Australia, ten years after an economical apocalypse that leaves the country looking quite close to the first Mad Max film.
Henry (Scoot McNairy) and two associates have stolen something valuable, leaving behind Henry’s developmentally challenged brother Rey (Robert Pattinson) for dead. Thanks to the distracting powers of bickering they crash their truck during their flight. They’re lucky in basically crashing – and it’s not much of a crash, as they’d realize if they weren’t bickering and in panic – the truck right next to a fresh ride, which they proceed to steal.
The nameless owner of the car (Guy Pearce), a man with trauma and violence written on his face, doesn’t take the loss of his ride well, and begins to chase after the car thieves in their own car, proceeding in a manner that suggests he has left sanity and reason somewhere behind in the world before the Collapse. Leaving a trail of bodies – both real and metaphorical – behind, the man encounters Rey and – after getting him patched up - decides to press him into service finding Henry.
David Michôd’s The Rover is quite an astonishing film in the way it uses elements of the post-apocalyptic films that came before it – with the first Mad Max a particularly close relation in the shape of its apocalypse and in what I can only describe as Australian-ness (australity?) – to make a meditative film about lives that don’t stop just because the world has decided to stop, finally making all the tenets of nihilism true for its characters in a world where nothing they do is of any import anymore, and where violence isn’t even morally important enough to cause much reaction from anyone anymore.
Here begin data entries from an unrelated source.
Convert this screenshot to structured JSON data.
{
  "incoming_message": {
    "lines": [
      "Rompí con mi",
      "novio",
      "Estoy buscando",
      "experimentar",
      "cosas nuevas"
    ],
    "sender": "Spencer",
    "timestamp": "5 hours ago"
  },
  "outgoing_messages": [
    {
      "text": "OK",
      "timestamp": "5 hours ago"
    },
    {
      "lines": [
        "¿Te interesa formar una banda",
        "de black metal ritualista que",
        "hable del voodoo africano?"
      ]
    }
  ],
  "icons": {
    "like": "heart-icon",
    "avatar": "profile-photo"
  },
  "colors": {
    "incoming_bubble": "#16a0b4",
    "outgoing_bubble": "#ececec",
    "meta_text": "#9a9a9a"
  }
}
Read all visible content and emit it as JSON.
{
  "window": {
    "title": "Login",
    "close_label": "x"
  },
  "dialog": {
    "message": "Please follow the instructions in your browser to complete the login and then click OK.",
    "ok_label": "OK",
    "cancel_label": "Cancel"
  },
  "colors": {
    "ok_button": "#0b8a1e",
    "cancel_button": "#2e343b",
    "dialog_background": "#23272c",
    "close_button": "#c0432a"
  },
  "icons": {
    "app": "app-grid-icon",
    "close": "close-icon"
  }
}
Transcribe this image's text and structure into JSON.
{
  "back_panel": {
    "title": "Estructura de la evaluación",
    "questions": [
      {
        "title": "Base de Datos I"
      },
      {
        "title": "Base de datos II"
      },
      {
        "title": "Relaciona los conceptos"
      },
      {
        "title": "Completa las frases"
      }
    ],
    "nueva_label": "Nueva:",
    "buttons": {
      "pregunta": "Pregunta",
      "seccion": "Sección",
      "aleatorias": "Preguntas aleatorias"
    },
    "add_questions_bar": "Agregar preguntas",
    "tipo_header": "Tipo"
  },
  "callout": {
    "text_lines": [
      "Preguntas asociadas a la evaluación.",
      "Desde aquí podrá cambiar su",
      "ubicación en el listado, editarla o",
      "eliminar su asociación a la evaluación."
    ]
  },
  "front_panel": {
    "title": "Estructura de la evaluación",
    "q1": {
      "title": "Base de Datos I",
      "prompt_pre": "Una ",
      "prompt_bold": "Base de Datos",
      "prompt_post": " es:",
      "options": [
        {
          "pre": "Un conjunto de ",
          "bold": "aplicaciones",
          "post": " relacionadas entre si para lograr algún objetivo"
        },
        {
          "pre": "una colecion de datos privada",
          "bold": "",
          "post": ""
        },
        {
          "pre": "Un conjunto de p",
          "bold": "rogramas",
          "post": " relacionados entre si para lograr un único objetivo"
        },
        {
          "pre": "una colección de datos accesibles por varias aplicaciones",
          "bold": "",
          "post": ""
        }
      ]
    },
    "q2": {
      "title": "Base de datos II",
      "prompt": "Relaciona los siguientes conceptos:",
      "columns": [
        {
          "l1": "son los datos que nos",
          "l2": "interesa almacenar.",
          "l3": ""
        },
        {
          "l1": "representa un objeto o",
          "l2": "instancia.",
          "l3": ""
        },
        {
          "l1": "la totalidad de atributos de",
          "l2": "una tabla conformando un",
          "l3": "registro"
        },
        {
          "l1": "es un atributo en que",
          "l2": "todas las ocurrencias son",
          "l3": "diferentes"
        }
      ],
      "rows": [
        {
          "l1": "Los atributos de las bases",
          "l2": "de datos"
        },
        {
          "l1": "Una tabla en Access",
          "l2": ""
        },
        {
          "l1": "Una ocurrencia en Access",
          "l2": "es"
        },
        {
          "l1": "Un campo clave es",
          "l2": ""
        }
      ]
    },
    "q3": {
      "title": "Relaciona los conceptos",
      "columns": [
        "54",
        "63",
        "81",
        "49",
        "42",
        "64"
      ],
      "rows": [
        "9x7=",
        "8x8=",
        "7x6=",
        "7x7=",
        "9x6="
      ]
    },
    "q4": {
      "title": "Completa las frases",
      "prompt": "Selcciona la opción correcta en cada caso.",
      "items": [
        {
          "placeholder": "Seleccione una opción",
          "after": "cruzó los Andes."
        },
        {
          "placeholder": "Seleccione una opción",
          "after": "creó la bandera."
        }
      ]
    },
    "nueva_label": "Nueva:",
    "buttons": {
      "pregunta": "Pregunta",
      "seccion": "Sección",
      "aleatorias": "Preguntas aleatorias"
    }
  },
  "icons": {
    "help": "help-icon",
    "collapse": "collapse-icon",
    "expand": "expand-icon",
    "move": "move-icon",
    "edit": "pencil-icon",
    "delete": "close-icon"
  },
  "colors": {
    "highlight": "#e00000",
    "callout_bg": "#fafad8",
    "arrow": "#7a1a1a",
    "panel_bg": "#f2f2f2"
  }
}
To the people roaming the wastelands here, there’s not even enough reason to life anymore that concepts like sadism or transgression matter much in their violence.
Consequently, most of the film’s unpleasant acts are pictured with an emotional apathy, suggesting most everyone we see in the film (and wouldn’t that be the whole world) to be suffering from some form of PTSD. In a move as clever as it is disturbing, Michôd always gestures towards some of the things an audience would expect in this sort of film and world, some suggestions of healing, or redemption, or even just a clear explanation of why the characters here do what they do, yet never lets the characters go through with these gestures in any meaningful way, everything not just ending in blood but feeling as empty and dried out as people’s lives have become.
The Australian desert landscapes are a perfect fit for this sort of tale, both through their suggestion of other Australian desert landscapes in other post-apocalyptic films, as well as in their mirroring of the characters’ loss of humanity (or is it the other way round?).
Watching the film, I found myself particularly impressed with the way Michôd suggests much of its world, as well as of the inner lives of the people living in it, through minor throw-away details he trusts the audience to notice. Which, after reading some of the reviews of The Rover that can only see Pearce’s character as a cipher because the film only discloses in its last scene why his car is so important to him despite the fact that he can – and already has – easily acquired another one, is clearly too much trust for the sort of viewer who wants everything to be “relatable”, which is to say, without herself having to do any of that pesky thinking or relating. How you can watch a performance like Pearce’s grand, subtle, portrayal of a man who really has lost any concept of meaning in his life stumbling through a world utterly incapable of even suggesting one to him, going through the motions of violence and survival not because of any true will to survive but just because that’s what you do, and still feel the need for a detailed explanation (one supposes with many a flashback with dramatic violins on the soundtrack), I honestly don’t understand. But then I’m usually pretty annoyed by the tendency of parts of the movie and TV watching world to need every piddling detail of a film explained to them in excruciating detail. as if using one’s own imagination from time to time were unthinkable.
But speaking of acting for another moment (instead of ranting further), despite laying it on a bit thick for my tastes from time to time, Robert Pattinson actually delivers a performance that not just doesn’t embarrass him beside Pearce but really provides the film with an easier emotional anchor (and hey, relatability-needing people, that’s the character in the movie for you), if one that suggests a disquieting irony – namely, that you need to be as intellectually and emotionally challenged as Rey is to even countenance the idea of hope in a world such as the one he lives in (“innocence” doesn’t come into play here at all, by the way, because Rey is utterly immoral).
The Rover does a lot of thoughtful things with the clichés of post-apocalyptic cinema without feeling the need to get on its soap box and moralize yet also without condoning – or enjoying – its characters often horrible deeds.